2014
_NATURE ENVIRONMENT Myrmecology

_Stomach Bugs

Ants’ stomachs, and the tiny organisms living there, may provide tiny models of what goes on inside our own bodies.

_Jacob Russell

Russell is an associate professor in the College of Arts and Sciences.

An ant might not look like much: a speck of a pest in your kitchen, perhaps. But what’s going on in the stomach of those ants can tell a story far beyond the cleanliness of your cupboards, says Jacob A. Russell.

From his position as head of the Russell Lab, he studies all of the species of microbiomes within ant stomachs. These species live together symbiotically in ant guts and together play important roles in the ants’ nutrition, defense, reproduction and evolution. Studying these microbiomes can not only map ant evolution, but serve as a model to study what goes on in our own bodies.

Russell is looking for microbiome differences across two spectrums: Within colonies, researchers are looking at how those stomach microbes are transferred from the queen to the worker ants, and if there are differences between generations. Across regions, researchers are comparing microbiomes between species, and whether or not those differences affect what each species eats.

“Microbes could really have important impacts on the origins and diversification of different ant groups,” says Russell. If, for example, a species of ants stopped feasting on the carcasses of dead animals and instead switched to a plant diet, something happened. Either the food supply or the microbes changed.

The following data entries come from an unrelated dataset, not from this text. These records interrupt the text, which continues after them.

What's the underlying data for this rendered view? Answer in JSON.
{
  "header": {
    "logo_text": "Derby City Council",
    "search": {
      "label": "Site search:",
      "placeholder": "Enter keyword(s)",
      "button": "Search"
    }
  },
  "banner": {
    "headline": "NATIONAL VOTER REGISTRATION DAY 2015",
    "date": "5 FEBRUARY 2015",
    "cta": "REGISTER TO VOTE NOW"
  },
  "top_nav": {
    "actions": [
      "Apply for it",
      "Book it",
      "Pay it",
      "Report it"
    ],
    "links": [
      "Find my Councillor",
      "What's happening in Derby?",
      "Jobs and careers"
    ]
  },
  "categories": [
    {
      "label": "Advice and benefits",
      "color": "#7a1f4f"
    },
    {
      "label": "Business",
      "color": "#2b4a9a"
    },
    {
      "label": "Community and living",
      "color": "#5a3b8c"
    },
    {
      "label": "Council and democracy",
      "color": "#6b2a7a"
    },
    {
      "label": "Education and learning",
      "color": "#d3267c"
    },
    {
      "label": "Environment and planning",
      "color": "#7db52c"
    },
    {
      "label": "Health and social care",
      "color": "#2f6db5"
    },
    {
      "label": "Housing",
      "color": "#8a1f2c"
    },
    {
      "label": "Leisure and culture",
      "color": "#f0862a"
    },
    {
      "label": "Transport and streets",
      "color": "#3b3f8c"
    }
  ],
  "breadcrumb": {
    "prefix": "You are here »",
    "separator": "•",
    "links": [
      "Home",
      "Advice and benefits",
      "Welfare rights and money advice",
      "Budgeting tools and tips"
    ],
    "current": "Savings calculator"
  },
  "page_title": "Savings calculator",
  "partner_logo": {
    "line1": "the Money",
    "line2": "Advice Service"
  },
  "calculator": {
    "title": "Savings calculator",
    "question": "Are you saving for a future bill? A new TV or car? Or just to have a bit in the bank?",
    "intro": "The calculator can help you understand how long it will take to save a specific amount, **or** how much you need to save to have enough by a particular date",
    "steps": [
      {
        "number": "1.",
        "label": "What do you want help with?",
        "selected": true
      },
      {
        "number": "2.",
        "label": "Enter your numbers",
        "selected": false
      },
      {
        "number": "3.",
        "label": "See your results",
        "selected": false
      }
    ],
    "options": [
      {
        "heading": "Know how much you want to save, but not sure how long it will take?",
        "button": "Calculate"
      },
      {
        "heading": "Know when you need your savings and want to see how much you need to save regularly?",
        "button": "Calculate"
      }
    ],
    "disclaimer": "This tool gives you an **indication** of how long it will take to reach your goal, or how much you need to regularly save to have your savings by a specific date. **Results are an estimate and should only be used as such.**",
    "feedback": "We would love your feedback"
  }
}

“These shifts seem to have come in association of them acquiring dense communities of bacteria in their guts. What came first? It’s important to know if we want to understand ant evolution,” he says.

Cephalotes Flower

TREE_HOPPER

Cephalotes atratus ants live in the forest canopy of South and Central America.

Ants are an ideal animal to study for a lot of reasons, says Russell. First, there are a lot of them. Second, there’s already a long history of data about ants. Third, ant microbiomes are relatively simple. Each ant has five or six dozen bacteria in their stomachs, compared to the hundreds that each human stomach carries. Learning about the symbiotic communities in a small setting can give researchers a basic understanding of how microbes interact, which can then be applied to larger, more complex systems. If researchers are looking to study the much more complex microbiome of the human, ants could be one place to start.

“We hope that this could be a type of model to study our own gut microbiome,” Russell says, adding that understanding how they work can further research about nutrition, pathogen defense and digestion.